A committee of MPs has accused ministers of failing to grasp the serious impacts of poor air quality and demanded action to reduce pollution as soon as possible, including funding Clean Air Zones (CAZs) across the country.
The criticism comes in a letter from Neil Parish MP, chair of the Environment Food and Rural Affairs Committee, to environment minister Therese Coffee, following her appearance before the committee alongside transport minister John Hayes.
Neil Parish MP
Mr Parish wrote: ‘We are extremely disappointed that, despite the courts twice rejecting its plans, the Government has failed to grasp the serious impacts of poor air quality on British people.’
He added: ‘We seek your assurance that the new plans Defra and the Department for Transport are now developing will ensure action is taken to deliver reductions in pollution at the earliest possible date.’
Recognising that the plans ‘must be delivered in partnership action with local communities’, Mr Parish wrote that MPs ‘expect the Government to demonstrate firm leadership to ensure effective delivery, including through sufficient funding’.
He added that the funding available was ‘simply insufficient’ for councils to deliver CAZs across the country ‘in the dozens of cities that are likely to breach EU limits for many years to come’.

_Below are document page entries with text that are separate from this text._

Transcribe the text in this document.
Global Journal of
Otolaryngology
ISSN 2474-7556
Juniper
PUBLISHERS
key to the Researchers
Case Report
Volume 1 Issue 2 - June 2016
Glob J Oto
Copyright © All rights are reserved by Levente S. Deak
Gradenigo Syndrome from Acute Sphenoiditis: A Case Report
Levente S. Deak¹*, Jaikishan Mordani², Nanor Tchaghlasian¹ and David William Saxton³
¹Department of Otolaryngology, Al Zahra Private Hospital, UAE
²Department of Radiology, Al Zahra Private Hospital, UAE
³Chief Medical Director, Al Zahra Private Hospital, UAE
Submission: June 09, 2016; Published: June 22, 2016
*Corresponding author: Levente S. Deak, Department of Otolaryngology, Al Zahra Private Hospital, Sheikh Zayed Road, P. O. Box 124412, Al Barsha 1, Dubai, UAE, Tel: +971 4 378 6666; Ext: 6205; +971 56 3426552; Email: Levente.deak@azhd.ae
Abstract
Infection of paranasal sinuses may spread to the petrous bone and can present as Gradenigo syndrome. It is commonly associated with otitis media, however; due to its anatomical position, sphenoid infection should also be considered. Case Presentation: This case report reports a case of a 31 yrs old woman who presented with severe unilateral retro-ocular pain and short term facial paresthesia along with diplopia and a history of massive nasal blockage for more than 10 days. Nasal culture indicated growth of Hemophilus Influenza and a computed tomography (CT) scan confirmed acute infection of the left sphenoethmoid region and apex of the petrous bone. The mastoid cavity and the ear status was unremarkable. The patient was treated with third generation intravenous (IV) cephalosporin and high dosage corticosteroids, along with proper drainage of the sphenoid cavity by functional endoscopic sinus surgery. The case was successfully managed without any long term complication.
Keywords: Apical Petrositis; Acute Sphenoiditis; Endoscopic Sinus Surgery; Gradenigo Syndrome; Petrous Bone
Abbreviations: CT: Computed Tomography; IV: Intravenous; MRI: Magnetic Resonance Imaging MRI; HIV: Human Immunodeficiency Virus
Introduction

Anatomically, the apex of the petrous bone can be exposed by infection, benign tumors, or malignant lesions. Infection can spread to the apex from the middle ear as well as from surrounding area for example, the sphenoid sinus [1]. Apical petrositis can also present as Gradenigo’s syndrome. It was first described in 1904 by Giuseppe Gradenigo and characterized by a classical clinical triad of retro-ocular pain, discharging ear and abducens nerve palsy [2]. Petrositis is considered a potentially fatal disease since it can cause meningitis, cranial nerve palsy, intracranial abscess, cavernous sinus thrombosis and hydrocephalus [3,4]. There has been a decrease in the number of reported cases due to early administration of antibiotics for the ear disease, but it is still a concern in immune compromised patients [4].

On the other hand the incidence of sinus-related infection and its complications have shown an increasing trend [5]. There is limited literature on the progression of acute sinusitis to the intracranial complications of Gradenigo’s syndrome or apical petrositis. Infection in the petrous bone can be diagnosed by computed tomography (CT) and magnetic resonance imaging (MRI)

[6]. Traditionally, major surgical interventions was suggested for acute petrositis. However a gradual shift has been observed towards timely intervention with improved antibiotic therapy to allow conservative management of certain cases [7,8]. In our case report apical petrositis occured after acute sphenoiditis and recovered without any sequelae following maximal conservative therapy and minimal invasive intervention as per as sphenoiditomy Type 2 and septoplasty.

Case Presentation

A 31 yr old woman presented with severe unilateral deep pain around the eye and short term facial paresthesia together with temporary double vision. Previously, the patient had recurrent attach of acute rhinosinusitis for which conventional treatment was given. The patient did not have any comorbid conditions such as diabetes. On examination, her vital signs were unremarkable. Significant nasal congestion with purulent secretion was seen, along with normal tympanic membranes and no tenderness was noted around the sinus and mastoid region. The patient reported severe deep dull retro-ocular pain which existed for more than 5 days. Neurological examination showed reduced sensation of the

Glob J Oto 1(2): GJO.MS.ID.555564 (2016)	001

The committee has called a parliamentary debate on air quality on Thursday afternoon (15 Dec) where it said ‘Ministers will face questions over a lack of funding to deliver a network of Clean Air Zones’.
During the hearing, MPs had raised the issue of the proposed Enderby cruise liner terminal in Greenwich and the inability of local and national government to ensure that ship-to-shore electricity connections are in place in such facilities to prevent ships running their engines while in port.
Mr Parish wrote: ‘We were dismayed that different levels of Government continue to blame each other for a failure to act.’
A Government spokesperson said: ‘We are firmly committed to improving the UK’s air quality and cutting harmful emissions. That's why we have committed more than £2bn since 2011 to increase the uptake of ultra-low emissions vehicles, support greener transport schemes and set out how we will improve air quality through a new programme of Clean Air Zones.
‘We will update our air quality plans next year to further improve the nation’s air quality.’